There is a fine line between surrealist cinema and throwing a bunch of images together and calling it art. It is the same with any art, really: someone can shit stain toilet paper and people get nuts but what is the meaning behind it all? Sometimes with exquisite masterminds such as Salvador Dali, those random images can coherently string a meaning together that evolves over time (for example, his work with Luis Bunuel in Un Chein Andalou is one of the best). So Danish filmmaker Jørgen Roos and Wilhelm Freddie around the 1950’s, teamed up for Eaten Horizons (which you can, and will, make pretty comparisons with the other two jokers previously mentioned).

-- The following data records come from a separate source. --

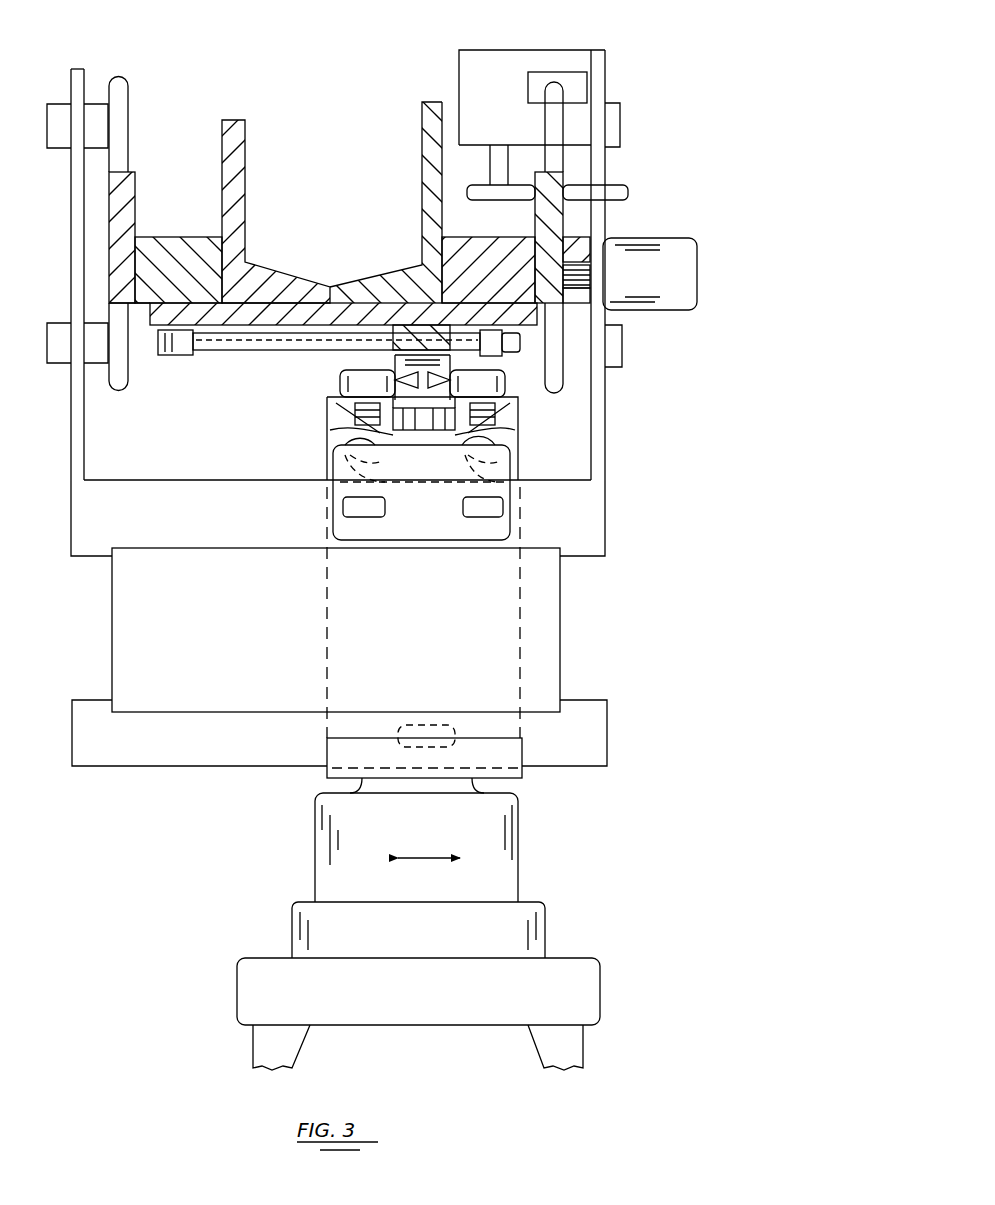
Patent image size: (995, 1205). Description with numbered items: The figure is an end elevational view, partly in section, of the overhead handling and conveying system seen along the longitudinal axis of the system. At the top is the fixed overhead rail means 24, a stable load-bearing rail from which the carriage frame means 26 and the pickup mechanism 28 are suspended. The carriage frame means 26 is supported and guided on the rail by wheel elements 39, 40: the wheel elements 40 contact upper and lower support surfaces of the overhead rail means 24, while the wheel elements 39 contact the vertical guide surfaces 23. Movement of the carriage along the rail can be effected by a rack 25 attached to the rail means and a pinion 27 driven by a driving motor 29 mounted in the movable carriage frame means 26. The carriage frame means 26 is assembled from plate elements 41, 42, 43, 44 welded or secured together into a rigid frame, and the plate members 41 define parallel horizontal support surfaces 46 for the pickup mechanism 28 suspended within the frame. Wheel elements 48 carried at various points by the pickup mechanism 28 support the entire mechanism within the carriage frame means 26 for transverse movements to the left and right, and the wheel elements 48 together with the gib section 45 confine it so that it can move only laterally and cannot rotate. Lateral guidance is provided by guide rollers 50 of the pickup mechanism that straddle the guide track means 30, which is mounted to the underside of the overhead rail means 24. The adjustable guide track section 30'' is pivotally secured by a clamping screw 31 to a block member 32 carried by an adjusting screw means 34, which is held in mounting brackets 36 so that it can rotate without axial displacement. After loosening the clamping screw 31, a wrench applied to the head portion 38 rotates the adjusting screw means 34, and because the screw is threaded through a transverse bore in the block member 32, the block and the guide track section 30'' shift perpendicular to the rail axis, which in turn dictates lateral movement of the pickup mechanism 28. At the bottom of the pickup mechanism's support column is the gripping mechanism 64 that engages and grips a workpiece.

The vertical guide surfaces 23 is at (560, 182).
The overhead rail means 24 is at (399, 101).
The rack 25 is at (582, 241).
The carriage frame means 26 is at (375, 622).
The pinion 27 is at (588, 285).
The pickup mechanism 28 is at (536, 772).
The driving motor 29 is at (668, 285).
The guide track means 30 is at (441, 388).
The guide track section 30'' is at (454, 438).
The clamping screw 31 is at (443, 425).
The block member 32 is at (388, 352).
The adjusting screw means 34 is at (252, 352).
The mounting brackets 36 is at (182, 357).
The head portion 38 is at (500, 385).
The wheel elements 39 is at (483, 192).
The wheel elements 40 is at (120, 103).
The plate members 41 is at (576, 533).
The plate element 42 is at (560, 662).
The plate element 43 is at (585, 754).
The plate element 44 is at (78, 418).
The gib section 45 is at (343, 750).
The support surfaces 46 is at (212, 478).
The wheel elements 48 is at (352, 442).
The guide rollers 50 is at (382, 380).
The gripping mechanism 64 is at (587, 998).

So as this is a surrealist movie, there is not much in the way of plot – what makes Eaten Horizons quite an impressive short? Well, for one, it has been likened to Cronenberg’s experience with body horror and for that, it’s worth a gander. As for the themes, there is actually quite a lot you can take from it. It’s an amalgamation of the body in the nude form. Which is mostly female and if we were going to go down that route then I suppose it’s either a celebration of the feast that is a supple nude lady or indeed, that is exactly how men see us – but that’s a complete in-depth scene by scene analysis for another time. Yes, that’s coming. The entwining of bread and meat with the body in this succession of oddities highlights both the importance of food or at a deeper level, how the life is “eat or be eaten.” There is penance within jail and that imagery is likened to being trapped without the simple pleasures of life (sex and hearty meals). It’s in this that the film becomes this impressive short that is delectable in themes.
At under four minutes, the film does a lot of greatness and gives you enough to chew other. Though, if surrealism isn’t your cup of tea, you’ll be left with a bad taste on your tongue – mainly, you will lap up its (debatable) messages for a while.